British Airways has warned that its pension deficit is set to double to £2.1bn ($3.9bn).
BA is looking for ways to cut its soaring pension deficit
Bosses at the airline were meeting union officials to discuss plans to tackle the pensions black hole - which was previously put at £928m.
The widening deficit comes despite BA doubling its contributions and a recent recovery in the stock market.
BA's proposals include raising the retirement age to 65 and capping pay rises to the rate of inflation.
The airline plans to keep its final salary pension scheme, with no increase in staff contribution rates, and will make a £500m one-off payment if unions agree to new arrangements.

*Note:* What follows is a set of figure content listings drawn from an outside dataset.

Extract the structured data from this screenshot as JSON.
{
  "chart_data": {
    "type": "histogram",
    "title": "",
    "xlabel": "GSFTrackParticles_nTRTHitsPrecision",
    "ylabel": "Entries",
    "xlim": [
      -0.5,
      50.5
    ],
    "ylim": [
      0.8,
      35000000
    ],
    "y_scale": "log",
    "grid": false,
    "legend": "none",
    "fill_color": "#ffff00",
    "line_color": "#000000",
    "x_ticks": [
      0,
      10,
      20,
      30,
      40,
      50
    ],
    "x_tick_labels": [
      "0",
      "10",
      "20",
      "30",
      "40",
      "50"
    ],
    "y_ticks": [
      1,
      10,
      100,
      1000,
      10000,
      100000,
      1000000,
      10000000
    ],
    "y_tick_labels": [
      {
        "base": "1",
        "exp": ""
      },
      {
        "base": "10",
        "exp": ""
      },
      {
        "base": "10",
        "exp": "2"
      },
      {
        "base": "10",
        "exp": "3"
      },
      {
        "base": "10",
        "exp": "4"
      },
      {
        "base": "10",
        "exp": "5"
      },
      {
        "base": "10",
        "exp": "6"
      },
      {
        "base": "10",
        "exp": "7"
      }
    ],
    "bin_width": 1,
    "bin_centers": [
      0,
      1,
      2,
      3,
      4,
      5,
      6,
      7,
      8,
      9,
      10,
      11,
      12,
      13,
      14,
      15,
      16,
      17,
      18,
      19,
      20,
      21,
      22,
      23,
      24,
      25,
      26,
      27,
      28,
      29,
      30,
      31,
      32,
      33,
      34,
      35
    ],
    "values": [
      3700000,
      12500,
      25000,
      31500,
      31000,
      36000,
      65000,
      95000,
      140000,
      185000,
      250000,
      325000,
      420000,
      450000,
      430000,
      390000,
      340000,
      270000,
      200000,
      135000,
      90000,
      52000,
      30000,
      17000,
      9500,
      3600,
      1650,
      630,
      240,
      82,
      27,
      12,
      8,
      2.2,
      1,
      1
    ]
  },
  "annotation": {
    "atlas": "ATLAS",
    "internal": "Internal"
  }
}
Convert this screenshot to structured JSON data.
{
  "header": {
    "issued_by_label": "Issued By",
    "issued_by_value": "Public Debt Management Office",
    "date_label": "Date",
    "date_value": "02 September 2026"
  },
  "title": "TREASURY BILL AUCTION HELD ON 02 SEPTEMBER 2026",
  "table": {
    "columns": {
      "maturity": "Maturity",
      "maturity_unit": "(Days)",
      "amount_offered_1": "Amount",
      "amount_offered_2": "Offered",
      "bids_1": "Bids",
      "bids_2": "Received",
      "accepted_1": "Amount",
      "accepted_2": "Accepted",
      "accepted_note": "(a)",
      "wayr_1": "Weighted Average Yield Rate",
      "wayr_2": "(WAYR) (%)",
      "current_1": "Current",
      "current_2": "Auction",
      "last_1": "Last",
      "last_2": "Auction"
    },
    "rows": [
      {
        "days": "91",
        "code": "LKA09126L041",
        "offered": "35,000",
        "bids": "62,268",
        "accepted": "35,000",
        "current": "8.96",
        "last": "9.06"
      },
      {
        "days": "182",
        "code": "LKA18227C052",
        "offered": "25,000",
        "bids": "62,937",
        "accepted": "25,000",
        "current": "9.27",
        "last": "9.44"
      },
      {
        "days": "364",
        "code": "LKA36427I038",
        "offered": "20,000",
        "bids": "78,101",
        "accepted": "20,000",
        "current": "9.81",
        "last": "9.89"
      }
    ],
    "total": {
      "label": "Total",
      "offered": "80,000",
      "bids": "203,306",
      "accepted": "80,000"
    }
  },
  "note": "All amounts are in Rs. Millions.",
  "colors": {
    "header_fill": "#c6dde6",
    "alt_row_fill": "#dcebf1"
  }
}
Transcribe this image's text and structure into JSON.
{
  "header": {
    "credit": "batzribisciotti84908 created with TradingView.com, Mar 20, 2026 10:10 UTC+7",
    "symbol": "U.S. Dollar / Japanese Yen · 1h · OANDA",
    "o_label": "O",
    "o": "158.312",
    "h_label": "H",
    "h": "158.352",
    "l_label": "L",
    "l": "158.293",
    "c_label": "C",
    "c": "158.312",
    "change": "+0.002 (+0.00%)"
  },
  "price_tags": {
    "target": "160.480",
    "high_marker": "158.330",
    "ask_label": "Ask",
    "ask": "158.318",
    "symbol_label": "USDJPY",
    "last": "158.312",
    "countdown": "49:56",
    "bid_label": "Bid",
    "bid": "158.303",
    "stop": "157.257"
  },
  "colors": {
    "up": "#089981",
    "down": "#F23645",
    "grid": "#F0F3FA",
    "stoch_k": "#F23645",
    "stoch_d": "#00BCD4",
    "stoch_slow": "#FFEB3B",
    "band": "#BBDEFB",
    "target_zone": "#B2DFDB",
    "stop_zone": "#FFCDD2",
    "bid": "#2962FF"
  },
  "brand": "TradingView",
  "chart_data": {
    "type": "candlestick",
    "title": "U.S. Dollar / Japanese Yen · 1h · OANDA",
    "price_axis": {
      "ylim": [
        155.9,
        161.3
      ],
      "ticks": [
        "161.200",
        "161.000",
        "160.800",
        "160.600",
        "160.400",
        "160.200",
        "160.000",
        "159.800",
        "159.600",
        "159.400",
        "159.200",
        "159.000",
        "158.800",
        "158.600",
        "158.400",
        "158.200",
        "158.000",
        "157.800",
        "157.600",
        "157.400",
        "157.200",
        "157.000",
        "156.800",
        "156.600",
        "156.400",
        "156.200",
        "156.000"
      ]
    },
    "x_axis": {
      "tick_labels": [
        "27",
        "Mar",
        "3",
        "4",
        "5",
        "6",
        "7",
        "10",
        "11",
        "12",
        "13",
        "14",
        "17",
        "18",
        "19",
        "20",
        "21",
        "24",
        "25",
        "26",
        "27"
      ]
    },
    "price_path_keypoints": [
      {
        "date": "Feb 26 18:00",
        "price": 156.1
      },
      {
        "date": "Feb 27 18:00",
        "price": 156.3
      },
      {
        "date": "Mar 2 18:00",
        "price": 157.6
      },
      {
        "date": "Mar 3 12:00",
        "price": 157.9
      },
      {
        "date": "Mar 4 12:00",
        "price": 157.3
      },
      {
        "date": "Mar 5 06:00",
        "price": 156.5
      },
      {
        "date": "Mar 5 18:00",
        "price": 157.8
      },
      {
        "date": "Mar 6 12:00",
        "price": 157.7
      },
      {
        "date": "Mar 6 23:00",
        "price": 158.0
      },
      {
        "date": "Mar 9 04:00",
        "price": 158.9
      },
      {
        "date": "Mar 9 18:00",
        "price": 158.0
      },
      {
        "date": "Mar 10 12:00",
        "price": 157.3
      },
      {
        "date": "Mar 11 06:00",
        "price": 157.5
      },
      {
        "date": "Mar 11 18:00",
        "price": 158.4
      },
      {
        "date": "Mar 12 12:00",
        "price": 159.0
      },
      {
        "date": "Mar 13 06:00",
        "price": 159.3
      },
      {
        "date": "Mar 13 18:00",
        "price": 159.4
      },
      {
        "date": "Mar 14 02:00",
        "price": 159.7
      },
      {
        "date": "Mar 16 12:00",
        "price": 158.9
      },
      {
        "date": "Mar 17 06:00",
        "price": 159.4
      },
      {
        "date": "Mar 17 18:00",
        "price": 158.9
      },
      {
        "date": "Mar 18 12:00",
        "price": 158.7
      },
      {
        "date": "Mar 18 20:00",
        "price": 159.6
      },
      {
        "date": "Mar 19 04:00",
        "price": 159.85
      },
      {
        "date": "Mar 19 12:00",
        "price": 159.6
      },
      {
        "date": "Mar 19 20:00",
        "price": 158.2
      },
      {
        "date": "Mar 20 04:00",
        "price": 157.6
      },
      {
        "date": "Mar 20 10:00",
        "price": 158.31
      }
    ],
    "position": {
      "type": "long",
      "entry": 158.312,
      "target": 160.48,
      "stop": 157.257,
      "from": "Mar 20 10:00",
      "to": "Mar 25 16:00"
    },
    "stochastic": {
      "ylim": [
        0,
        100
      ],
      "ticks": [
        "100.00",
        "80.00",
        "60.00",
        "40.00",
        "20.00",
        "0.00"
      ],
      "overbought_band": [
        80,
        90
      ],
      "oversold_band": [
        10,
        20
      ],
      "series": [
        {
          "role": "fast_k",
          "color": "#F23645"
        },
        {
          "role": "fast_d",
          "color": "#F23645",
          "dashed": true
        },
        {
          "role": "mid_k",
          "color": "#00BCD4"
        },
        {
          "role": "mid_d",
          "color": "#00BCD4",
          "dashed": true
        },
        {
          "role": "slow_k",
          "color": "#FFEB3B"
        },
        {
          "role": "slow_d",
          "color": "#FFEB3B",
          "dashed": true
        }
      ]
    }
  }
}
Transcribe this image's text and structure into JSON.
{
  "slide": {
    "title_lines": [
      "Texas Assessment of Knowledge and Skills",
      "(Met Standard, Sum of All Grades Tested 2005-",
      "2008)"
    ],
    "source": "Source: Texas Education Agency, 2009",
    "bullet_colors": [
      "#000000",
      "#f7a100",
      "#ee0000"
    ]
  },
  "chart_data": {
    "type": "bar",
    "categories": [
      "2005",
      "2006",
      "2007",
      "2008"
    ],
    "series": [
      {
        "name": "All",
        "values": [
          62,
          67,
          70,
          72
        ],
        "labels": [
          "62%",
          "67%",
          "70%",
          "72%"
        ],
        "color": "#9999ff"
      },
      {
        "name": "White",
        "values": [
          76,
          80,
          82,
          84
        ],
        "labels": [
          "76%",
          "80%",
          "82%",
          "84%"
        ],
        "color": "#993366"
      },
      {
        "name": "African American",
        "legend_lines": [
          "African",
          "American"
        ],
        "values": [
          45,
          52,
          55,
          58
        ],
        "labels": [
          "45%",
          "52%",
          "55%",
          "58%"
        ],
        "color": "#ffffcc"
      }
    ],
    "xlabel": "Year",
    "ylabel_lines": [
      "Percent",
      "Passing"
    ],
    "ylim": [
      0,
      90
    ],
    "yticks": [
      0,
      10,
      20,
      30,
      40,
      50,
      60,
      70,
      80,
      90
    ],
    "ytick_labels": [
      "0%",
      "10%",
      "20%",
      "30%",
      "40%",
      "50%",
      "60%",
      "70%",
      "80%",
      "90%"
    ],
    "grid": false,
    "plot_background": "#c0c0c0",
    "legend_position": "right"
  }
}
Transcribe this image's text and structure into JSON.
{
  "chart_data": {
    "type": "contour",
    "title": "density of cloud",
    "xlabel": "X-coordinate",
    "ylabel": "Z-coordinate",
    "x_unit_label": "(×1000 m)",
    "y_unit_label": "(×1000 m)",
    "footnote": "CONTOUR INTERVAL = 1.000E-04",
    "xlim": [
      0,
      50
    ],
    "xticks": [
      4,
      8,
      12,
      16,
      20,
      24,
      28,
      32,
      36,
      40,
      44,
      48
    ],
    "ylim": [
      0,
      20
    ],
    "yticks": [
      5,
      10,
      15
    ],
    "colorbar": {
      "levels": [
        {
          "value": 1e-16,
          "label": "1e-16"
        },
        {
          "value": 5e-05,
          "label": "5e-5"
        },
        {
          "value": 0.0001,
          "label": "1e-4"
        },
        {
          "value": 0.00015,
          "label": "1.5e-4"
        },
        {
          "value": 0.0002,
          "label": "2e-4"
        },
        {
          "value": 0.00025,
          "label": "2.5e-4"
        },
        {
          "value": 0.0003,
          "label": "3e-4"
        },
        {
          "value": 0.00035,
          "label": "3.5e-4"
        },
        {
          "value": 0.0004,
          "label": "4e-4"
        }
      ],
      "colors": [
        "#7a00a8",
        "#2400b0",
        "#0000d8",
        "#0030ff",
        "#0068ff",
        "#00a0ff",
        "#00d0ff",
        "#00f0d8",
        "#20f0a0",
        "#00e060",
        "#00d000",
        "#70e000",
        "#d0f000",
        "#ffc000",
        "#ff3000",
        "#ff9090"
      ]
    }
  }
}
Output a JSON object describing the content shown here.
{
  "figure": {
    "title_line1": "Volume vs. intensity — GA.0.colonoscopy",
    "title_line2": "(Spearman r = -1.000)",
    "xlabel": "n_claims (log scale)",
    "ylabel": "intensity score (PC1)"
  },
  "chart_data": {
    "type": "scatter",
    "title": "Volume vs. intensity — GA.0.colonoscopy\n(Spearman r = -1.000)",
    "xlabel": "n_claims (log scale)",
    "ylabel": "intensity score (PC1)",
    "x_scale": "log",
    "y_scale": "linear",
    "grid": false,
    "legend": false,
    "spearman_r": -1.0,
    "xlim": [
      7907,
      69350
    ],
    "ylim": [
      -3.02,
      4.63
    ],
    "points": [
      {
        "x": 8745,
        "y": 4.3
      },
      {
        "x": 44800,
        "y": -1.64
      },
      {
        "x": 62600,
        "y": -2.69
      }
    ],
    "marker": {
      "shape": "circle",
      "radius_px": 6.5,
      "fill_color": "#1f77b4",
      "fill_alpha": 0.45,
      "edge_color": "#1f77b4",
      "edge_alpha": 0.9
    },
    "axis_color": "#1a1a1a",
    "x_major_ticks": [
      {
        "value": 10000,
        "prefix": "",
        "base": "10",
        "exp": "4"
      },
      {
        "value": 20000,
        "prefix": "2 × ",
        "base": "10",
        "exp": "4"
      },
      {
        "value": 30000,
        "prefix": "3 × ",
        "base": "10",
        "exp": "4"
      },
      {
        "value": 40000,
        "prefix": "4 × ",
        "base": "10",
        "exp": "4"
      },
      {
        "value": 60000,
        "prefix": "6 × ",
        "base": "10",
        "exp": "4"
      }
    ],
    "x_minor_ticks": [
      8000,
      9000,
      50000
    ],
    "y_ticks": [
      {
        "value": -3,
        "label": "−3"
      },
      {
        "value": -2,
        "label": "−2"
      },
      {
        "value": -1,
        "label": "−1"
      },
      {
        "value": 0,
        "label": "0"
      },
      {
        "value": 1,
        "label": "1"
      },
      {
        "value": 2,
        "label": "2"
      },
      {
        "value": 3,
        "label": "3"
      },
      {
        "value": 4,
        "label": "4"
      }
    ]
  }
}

However, GMB national officer Ed Blissett said his union would "not accept raising the retirement age to 65 for those who expect to go at 60".
Separate proposals to manage the pensions fund deficit were being planned, the union said.
BA's chief executive Willie Walsh said the company's proposal was "a fair solution"
"The deficit is massive and we must deal with it. It's one of the biggest challenges we face and I'm determined that we will resolve it," he said.
A report by accountants PricewaterhouseCoopers, commissioned by BA pension fund trustees, has suggested that the airline could afford to pay more than a lump sum of £500m into the pensions deficit.
But the report said BA could not afford annual contributions of more than £240m, well below the amount needed to pay down the deficit for past pensions as well as future needs.